All the Curtis postcards were HEADSHOTS.
A whole rack of them.
And I realized: you don’t go into the West to make HEADSHOTS.
You go into the West the way Ansel Adams did — the way Timothy O’Sullivan and William Henry Jackson and Carlton Watkins did: for The Big Picture.
For the Views.
The pan-o-rama .
But there they were, lined up on a metal rack in Wall, South Dakota: face after face after face of intimacy —and oh, my Aunt Sally: who are we kidding when we think we can run?
You can flip through the entire Curtis oeuvre —all his photographs from Arizona, the Dakotas, Montana, Nevada, Idaho, New Mexico, Wyoming, Utah, Colorado, Washington, Oregon and my beloved California — more than 50,000 photographs in all, and you’ll find that less than half of them were photographed outside .

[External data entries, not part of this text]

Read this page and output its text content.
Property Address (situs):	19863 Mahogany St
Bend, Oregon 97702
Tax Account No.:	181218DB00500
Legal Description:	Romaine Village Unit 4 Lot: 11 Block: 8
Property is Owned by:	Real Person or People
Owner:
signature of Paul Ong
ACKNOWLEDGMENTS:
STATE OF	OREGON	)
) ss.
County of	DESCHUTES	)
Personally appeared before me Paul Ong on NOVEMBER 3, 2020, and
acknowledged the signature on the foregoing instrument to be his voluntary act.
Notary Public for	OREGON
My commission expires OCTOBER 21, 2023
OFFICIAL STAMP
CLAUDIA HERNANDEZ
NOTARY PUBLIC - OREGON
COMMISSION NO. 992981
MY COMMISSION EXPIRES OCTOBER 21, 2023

We reveal ourselves in everything we do. We reveal ourselves even when we think we’re hiding, even when we think we’ve got the wagon streamlined, when we think we’ve left the stuff we need to get away from far behind us.
It’s a tricky business, this invention of identity.
So I make the call:
“Hello, good evening, it’s Marianne Wiggins calling again.”
“—oh, hello, Miss Wiggins, what can we do for you?”
“I just wanted to let you know I decided to make the trip, maybe I can help you figure out who this guy is, posing as my father. But it looks like I won’t get to Vegas ’til the middle of the night.”
“Go to Emergency. I’m on ’til six. Have them call me and I’ll come and get you.”
And then, even though I know the man cannot be my father I ask, “ How’s he doing ?”
“Still unconscious. They don’t think he’ll linger long. You know, his age . The Indian’s still with him.”
“…the—??”
“—man who called the ambulance. Looks to be some kind of Indian. Truth is, we can’t get him to leave …”
Out in the dark, sheep gather like reflecting pools of moonlight. I realize I’m wearing sandals in snake country and climb up on my car roof. I lie down and gaze up at the stars. I know this man is not my father. Just like I know HAN JIN containers come all the way from China even though my sensory logic tells me the world is only what I see . Maybe that is ultimately the reason anyone lights out. To learn how big the big world is.
To find stories .
What can one 83-year-old stranger posing as my father tell me? He’s unconscious , silent as these stars. Silent as a photograph. You think you know someone by looking at his face but what can one face say about the thousand thoughts behind those eyes. Edward Curtis claimed he lit out for the territory to document a race of people he believed were vanishing before the nation’s eyes— The Vanishing Race was what he called the first photograph in Volume I.
He believed that the indigenous peoples of the United States were laid out on their deathbed, in their final throes, that he better light out for the territory to verify identities.
And maybe I am lighting out for Vegas just like Curtis did — for some final oath . We love the best we can and light out for the territory all our life, hoping for the button that says PRESS TO LEARN, fooling, maybe, no one on the way about who we are and where we’re going and the things we think we’ve left behind as we drive onward into silence past one great roadside attraction after another, never even knowing ’til we get there that we’ve carted our Aunt Sally with us, sound asleep, dormant, snoring, right behind us.